If you haven’t found at least one way to connect in your Circle yet, I encourage you to try to connect this week – express a need you’re having (i.e…someone who will share your grief about online church going on so long!) or join in the Chalice Hunt (described below).  I think we started off with a sense that the Circles were a great “rapid response” idea, but now that we know this is going to be going on for a while, they will be a critical way that we can maintain connections and strengthen community over the coming year.

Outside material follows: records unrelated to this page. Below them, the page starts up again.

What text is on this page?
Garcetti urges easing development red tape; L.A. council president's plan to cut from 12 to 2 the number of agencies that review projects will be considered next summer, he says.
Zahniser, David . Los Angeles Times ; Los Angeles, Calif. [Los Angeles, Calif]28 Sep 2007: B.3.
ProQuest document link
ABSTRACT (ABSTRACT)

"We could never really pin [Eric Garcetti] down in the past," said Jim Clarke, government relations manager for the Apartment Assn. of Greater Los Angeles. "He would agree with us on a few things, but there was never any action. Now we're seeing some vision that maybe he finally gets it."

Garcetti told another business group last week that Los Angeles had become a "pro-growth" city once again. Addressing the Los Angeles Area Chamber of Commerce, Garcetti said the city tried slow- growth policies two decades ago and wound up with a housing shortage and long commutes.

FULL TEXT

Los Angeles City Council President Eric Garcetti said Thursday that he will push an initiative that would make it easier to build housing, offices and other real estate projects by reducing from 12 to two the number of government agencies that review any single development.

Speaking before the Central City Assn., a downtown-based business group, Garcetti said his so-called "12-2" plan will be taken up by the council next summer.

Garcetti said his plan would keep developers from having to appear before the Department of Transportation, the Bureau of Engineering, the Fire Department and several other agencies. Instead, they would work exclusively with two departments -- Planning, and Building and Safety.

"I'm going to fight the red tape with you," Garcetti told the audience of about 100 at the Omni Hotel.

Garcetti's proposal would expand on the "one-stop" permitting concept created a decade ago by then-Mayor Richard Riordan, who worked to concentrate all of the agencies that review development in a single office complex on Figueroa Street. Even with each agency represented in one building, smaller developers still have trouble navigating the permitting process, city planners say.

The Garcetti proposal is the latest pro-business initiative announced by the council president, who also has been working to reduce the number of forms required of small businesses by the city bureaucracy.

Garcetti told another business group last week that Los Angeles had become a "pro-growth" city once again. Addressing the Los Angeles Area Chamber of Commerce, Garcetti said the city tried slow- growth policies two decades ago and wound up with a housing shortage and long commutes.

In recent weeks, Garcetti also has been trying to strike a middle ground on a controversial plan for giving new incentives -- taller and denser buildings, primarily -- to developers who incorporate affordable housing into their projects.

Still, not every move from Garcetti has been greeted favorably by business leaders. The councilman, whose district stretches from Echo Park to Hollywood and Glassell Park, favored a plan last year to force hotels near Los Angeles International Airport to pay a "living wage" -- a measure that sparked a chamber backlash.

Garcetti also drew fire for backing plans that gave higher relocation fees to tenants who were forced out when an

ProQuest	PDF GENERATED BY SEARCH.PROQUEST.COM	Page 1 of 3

The lessons of community and the encounter with another who changes us and moves us to care in new ways are the themes of this Sunday’s service, where we will offer the second in our new series, Roots of Resilience. This Sunday we’re delving into the stories and lessons of the HIV/AIDS crisis of the 1980s to listen for the stories and lessons of resilience from that time that we collectively can lean into for today.

Let’s join together in the ways we can – it’s so important.  9 or 11 am MT – invite your friends and family needing connection and community – from around the world.  See you there.